HKIA : UNE COLLABORATION, PAS UNE CONCURRENCE

Alors que l’aéroport progresse vers une reprise complète, Cheung de HKIA reconnaît que la lente reprise du trafic en Chine continentale constituera un défi potentiel. Avant la pandémie, la Chine était son principal marché d’origine pour les arrivées de passagers, aux côtés d’autres pays d’Asie du Nord comme le Japon et la Corée du Sud.

Cependant, les statistiques actuelles montrent que les voyageurs chinois ont glissé à la troisième position (13 % de toutes les arrivées) – après l’Asie du Sud-Est (30 %) et le Japon (16 %) – en partie à cause d’une réouverture plus lente de la Chine, ainsi que d’une montée en puissance plus rapide des arrivées. vols vers l’Asie du Sud-Est et le Japon.

Terminal de l'aéroport HKIA

Elle souligne néanmoins que le taux de reprise connu par HKIA est « plus rapide que celui de la plupart des autres aéroports », y compris celui de son concurrent régional Changi, à Singapour.
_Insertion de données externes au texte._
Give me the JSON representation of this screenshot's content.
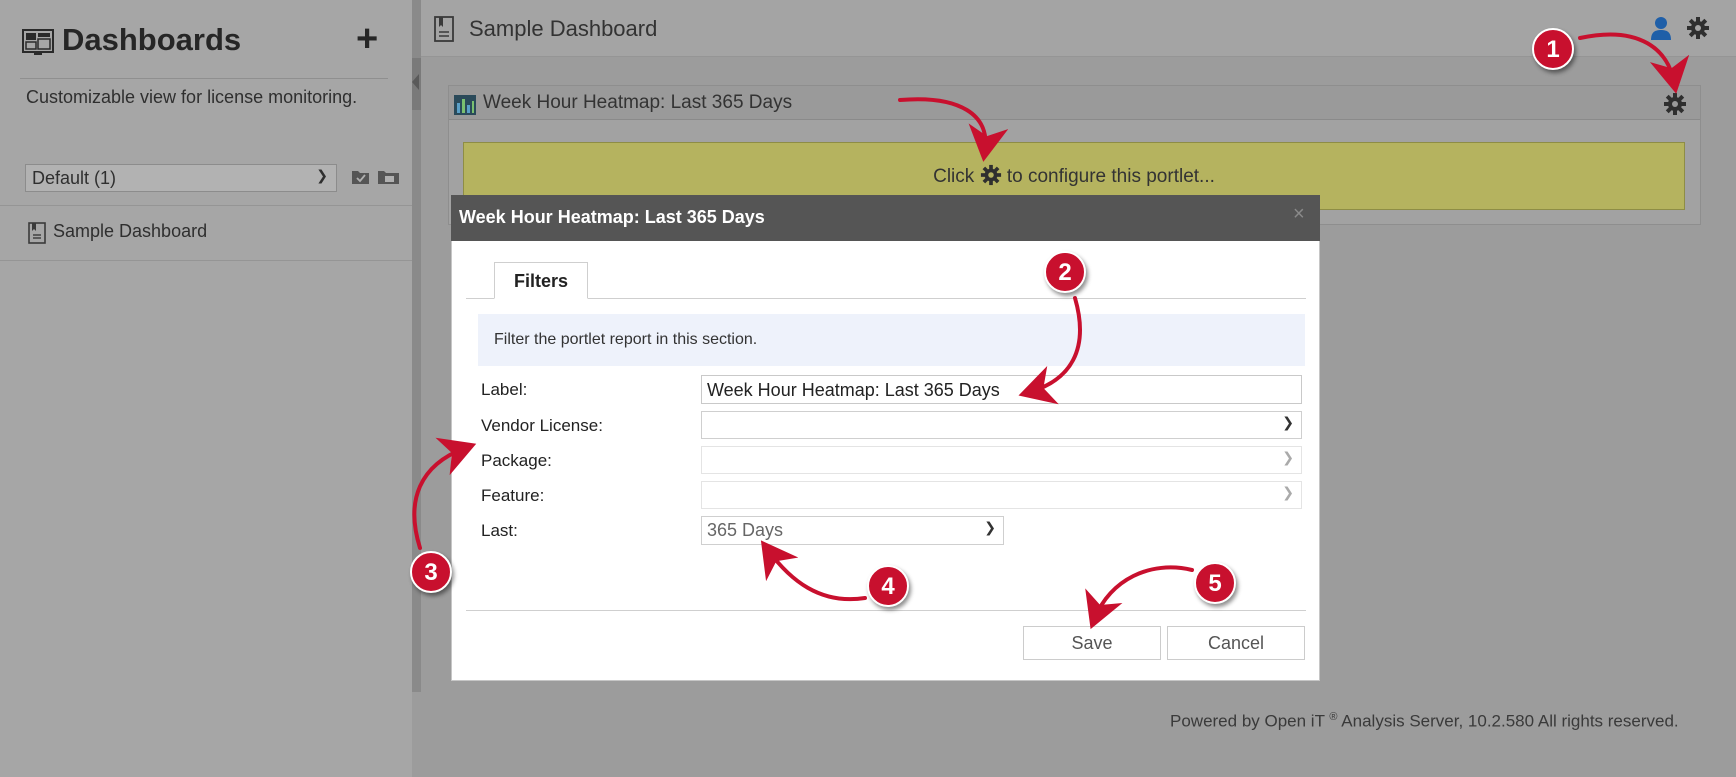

« Nous n’avons ouvert complètement que plus tôt (en 2023)… relativement plus tard que Singapour ou Londres… et quelques mois plus tard, nous en sommes déjà à plus de 60 % (trafic pré-Covid) », précise-t-elle.

Elle est également convaincue que les arrivées de passagers chinois redeviendront le principal marché source à court terme.

Dans son avenir post-pandémique, Cheung affirme que la HKIA étudie les opportunités de relier les pays dans le cadre de l’initiative « la Ceinture et la Route », faisant référence à la stratégie mondiale de développement des infrastructures de Pékin visant à investir dans plus de 150 pays.

Cheung ajoute que l’augmentation du nombre de créneaux grâce à l’expansion de l’aéroport permettra à HKIA de « construire une connectivité » avec des villes secondaires d’Amérique du Nord ou d’Europe, ce que l’aéroport n’était pas en mesure de faire avant la pandémie « car nous n’avions pas suffisamment de créneaux ».

« Par le passé, nous nous concentrions sur les principales routes principales… mais désormais, avec des créneaux horaires supplémentaires, nous disposons de différentes opportunités pour desservir davantage de routes, et nous avons étudié de nombreux marchés », ajoute-t-elle.

Cheung ajoute que Hong Kong « occupe une position tout à fait unique » dans la région de la Grande Baie : « Nous avons des accords de services aériens indépendants avec de nombreux pays ».

Ceci, note-t-elle, permet des vols directs vers Hong Kong, mais « pas ailleurs » dans la région de la Grande Baie. Cheung souligne également que Hong Kong a des accords d’exemption de visa avec plus de pays que les villes voisines de Chine continentale – un avantage pour attirer les voyageurs pour des événements professionnels, par exemple.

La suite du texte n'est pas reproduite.